Reducing power assay

The reducing power assay was also conducted to measure the antioxidant capacity of the berries. In this assay, based on the electron transfer mechanism, the ability to reduce Fe3+ to Fe2+ was determined. The results of the reducing power assay showed that all the berry juices displayed activity that increased with rising concentrations (Fig. 4B and Table 3). The berries antioxidant capacity varied from 1.71 ± 0.01 mg ASE mL−1 (blueberry) to 8.89 ± 0.12 mg ASE mL−1 (chokeberry). Among the tested juices, chokeberry was found to possess the most powerful reducing properties, followed by elderberry, reaching an absorbance of 2.42 ± 0.18 and 2.30 ± 0.28, respectively, at the highest volume tested (50 μL). The calculated mg ASE mL−1 also confirmed the strongest reducing power of the juices (8.89 ± 0.12 and 6.25 ± 0.05, respectively). Compared to these, the other juices showed a much lower reducing power, with absorbance values at the maximum volume tested ranging from 1.35 ± 0.03 (honeyberry) to 0.55 ± 0.01 (blueberry). Based on the mg ASE mL−1, the activity of the juices decreased in the order: chokeberry > elderberry > honeyberry > blackcurrant > bilberry > raspberry > blueberry.

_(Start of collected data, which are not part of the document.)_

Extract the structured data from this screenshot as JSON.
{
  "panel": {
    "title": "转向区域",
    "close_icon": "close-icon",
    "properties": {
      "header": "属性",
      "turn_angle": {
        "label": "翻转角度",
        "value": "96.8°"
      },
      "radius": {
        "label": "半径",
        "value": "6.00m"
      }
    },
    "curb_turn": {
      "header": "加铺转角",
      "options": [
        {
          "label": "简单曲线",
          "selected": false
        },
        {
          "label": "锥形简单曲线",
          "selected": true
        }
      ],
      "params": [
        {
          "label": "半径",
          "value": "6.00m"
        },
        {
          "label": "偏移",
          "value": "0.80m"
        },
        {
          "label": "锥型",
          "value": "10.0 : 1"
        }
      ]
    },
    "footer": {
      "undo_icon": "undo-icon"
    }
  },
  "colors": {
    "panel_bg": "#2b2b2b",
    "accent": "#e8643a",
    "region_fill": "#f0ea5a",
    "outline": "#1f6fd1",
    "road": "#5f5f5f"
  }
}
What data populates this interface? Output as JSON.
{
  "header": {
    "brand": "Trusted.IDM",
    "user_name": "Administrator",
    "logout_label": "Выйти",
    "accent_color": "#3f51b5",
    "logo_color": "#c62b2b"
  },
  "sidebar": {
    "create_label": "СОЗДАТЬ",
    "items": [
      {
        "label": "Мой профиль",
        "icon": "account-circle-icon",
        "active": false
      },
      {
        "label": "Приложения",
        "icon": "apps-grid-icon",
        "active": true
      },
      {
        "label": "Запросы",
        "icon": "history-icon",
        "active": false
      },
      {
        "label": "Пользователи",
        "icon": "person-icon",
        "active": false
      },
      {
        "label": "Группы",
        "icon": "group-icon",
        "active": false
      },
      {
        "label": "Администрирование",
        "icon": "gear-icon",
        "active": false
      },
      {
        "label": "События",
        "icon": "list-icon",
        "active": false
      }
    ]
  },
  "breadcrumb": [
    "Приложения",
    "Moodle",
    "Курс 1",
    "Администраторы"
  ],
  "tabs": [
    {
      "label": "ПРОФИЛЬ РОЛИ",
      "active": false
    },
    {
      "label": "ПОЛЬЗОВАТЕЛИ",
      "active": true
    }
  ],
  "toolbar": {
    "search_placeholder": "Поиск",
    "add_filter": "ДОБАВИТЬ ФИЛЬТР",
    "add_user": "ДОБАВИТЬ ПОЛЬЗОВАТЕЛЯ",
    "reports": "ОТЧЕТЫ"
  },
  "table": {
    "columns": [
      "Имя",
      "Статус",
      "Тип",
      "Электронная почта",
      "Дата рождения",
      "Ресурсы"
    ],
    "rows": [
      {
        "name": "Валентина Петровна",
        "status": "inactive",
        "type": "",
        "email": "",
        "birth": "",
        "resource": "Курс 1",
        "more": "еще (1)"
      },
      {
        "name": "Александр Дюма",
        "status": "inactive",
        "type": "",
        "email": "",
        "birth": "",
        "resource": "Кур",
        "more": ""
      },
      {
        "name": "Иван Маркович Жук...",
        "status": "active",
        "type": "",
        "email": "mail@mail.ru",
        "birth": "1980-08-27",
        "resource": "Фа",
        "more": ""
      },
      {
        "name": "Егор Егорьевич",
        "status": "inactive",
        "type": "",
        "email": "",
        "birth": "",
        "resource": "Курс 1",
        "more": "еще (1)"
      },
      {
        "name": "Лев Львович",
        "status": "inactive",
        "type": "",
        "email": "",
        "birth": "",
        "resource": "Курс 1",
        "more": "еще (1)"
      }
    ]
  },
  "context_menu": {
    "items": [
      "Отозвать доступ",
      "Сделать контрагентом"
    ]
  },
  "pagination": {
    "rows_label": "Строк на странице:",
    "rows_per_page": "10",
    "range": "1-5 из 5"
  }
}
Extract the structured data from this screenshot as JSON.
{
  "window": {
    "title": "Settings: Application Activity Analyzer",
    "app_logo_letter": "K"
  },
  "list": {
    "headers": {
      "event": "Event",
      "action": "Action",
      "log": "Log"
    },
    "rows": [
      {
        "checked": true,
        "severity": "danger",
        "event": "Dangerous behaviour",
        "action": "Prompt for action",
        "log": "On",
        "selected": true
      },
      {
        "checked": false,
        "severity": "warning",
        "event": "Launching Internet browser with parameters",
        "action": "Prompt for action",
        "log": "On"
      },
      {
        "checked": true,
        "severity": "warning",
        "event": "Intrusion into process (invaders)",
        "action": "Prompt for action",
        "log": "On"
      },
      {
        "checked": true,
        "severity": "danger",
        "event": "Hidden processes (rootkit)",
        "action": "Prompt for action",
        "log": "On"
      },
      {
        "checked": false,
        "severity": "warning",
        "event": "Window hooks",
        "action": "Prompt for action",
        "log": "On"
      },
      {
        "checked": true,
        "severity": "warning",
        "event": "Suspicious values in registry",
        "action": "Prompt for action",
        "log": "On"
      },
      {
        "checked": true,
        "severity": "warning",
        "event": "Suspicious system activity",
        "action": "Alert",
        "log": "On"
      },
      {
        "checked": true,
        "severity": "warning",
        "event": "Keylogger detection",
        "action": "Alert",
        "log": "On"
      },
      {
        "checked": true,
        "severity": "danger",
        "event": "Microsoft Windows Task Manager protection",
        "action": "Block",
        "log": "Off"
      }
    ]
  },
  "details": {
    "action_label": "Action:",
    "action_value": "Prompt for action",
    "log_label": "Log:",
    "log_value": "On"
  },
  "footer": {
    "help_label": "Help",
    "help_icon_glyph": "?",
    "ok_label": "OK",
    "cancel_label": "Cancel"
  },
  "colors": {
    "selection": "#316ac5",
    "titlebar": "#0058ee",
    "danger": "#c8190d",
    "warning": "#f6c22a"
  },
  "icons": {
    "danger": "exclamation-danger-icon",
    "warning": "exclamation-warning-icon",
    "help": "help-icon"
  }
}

A strong positive correlation was found between both the total phenolic and anthocyanin content and reducing power, as indicated by the coefficient of determination (R2 = 0.9491 and 0.8324, respectively); a positive relationship was also highlighted with total flavonoids (R2 = 0.5647).

Conclusions

In this work, a HILIC × RP-LC-PDA-ESI–MS/MS approach for the detailed quali-quantitative profiling of the polyphenolic content of 7 commercial berry juices was developed. The method involved the combination of a ZIC-HILIC column in the 1D and a C18 in the 2D, allowing to attain their polyphenolic profile in roughly 80 min. Excellent separation capability was achieved with values of practical peak capacity as high as 1372 and orthogonality of 0.80. One hundred four different polyphenolic compounds were detected and positively identified by using complementary information from PDA, MS/MS, and literature data information. The employment of a “focusing” modulation procedure with two C18 trapping columns allowed to mitigate the solvent mismatch thus providing an effective “peak focusing” at the head of the 2D column. Among the berries analyzed, elderberry showed the highest polyphenolic content (918 ± 1.10 mg 100 mL−1) and thus could be recommended as a primary natural source of bioactive compounds in food products. Also, the results achieved in this study could be useful for authenticity studies towards food industry. Finally, the in-depth knowledge of the polyphenolic profile in berry species might be advantageously used in clinical studies for a better estimation of potential health benefits of berries.